Une halte nostalgique à Fisherman’s Wharf, dans le nord de Rustico
Dans ce lieu emblématique de fruits de mer situé à North Rustico, sur l’Île-du-Prince-Édouard, connu pour ses grands classiques de repas aux homards servis depuis les années 1970, je décide de prendre une assiette blanche encore tiède, extraite de la pile de plats. Je contemple le buffet, où des gelatines colorées tremblotent sous l’éclairage fluorescent, et où des casseroles en inox débordent de deux types de salade de pommes de terre crémeuse. Au bout du buffet de 20 mètres, une vitrine expose de généreux morceaux de tarte à la noix de coco, ainsi que des tartes au citron meringuée.
Je retourne à table avec mes trois compagnons de voyage, nos assiettes chargées de salade de macaroni, de frites croustillantes et de moules à la vapeur. Nous attachons des bavettes en plastique autour du cou tandis que des homards entiers arrivent. Rapidement, du beurre fondu dégouline sur nos doigts, et des morceaux de coquille roulent sur la table. Entre le buffet à volonté, les fontaines de sodas en libre-service et les murs recouverts de panneaux de pin, cet endroit évoque quelque chose de familier, comme un arrêt lors d’un voyage en voiture durant mon enfance.
Ce sentiment de nostalgie me suit jusqu’à notre voiture après le repas. Sur la route vers notre hôtel, en passant devant des stands agricoles et des champs à la terre rouge, la station de radio locale enchaîne les tubes de rock doux canadiens des années 1990, de Bryan Adams à Sarah McLachlan.
Bien que je sois ici dans le cadre d’un voyage professionnel pour découvrir l’île avec trois autres écrivains, et munie d’une liste d’activités recommandées par Tourism PEI, nous profitons de notre temps en toute liberté pour organiser nos journées selon nos envies.

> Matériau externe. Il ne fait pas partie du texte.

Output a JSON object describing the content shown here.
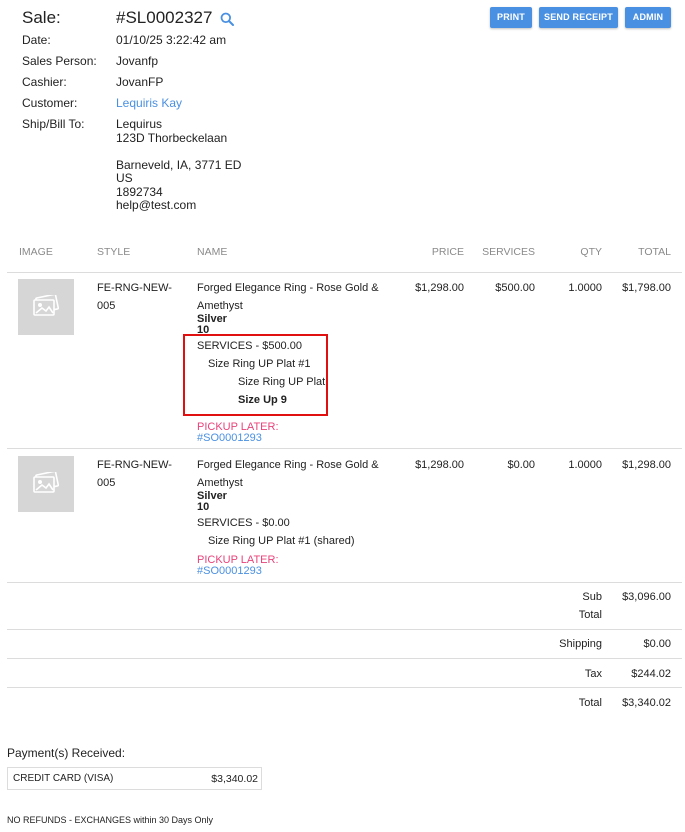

Ce faisant, ce rythme de vacances décontracté me rappelle ceux de mon enfance. Nos matinées commencent tard, et nous prenons notre temps pour dévorer des rolls au homard au déjeuner, plutôt que de nous hâter vers la prochaine étape du programme. Nous commandons des re-commander des huîtres, et nous nous arrêtons en voiture dans des boutiques de souvenirs kitsch ou pour admirer des panoramas inattendus de la côte.
Un après-midi dans le centre-ville de Charlottetown, je feuillette de nouvelles parutions chez Bookmark, sur Kent Street, puis je vais explorer les rayons bondés de Bookman, la plus ancienne librairie d’occasion de l’Île-du-Prince-Édouard.
Plus tard, je me rends au bord de l’eau avec une glace qui fond rapidement, la Gooey Mooey, parfum caramel brûlé de Cows, société née sur l’île en 1983, qui fabrique de la crème glacée selon une vieille recette familiale. Alors que le ciel vire au rose, j’observe des bateaux naviguer dans le port et des familles flânant sur la promenade.
À Georgetown, une activité que l’on m’a recommandée m’introduit à une autre manière de ralentir le rythme. Nous rejoignons Tranquility Cove Adventures pour une excursion en bateau dans la baie de Cardigan, qui commence par la pêche au maquereau. N’ayant jamais pêché auparavant, le capitaine Perry Gotell, propriétaire de l’entreprise, m’apprend comment lancer ma ligne et la remonter. Après quelques essais, je comprends tout le charme de cette activité. Il y a quelque chose de relaxant dans cette routine régulière de lancer, de rembobiner et d’attendre.
Plus d’une heure plus tard, l’équipage file les maquereaux que nous avons pêchés, puis les grille. Nous dégustons le poisson légèrement brûlé, servi sur des assiettes en papier, tandis que Gotell jette les restes par-dessus bord, où des mouettes plongeant en piqué se précipitent pour s’en saisir.
Au matin de notre dernier jour au Blackbush Beach Resort, à Grand Tracadie, je décide de laisser mon téléphone dans la chambre pour suivre le chemin de la promenade jusqu’à la plage. De l’autre côté de la baie de Tracadie, les hautes dunes de Blackbush Island s’étendent tout au long du rivage. Privée de mon téléphone, je prête une attention plus fine à la façon dont les vagues caressent le sable, et la manière dont la vue sur les dunes change à chaque pas.
Lorsque je tourne les talons pour retourner à l’hôtel, je retrouve cette sensation familière de mes vacances d’autrefois : le plaisir d’avoir du temps libre, sans rien qui exige mon attention, et cette impression que même une heure imprévue a sa valeur.
Jessica Huras a voyagé en tant qu’invitée de Tourism PEI, qui n’a pas examiné ni approuvé cet article.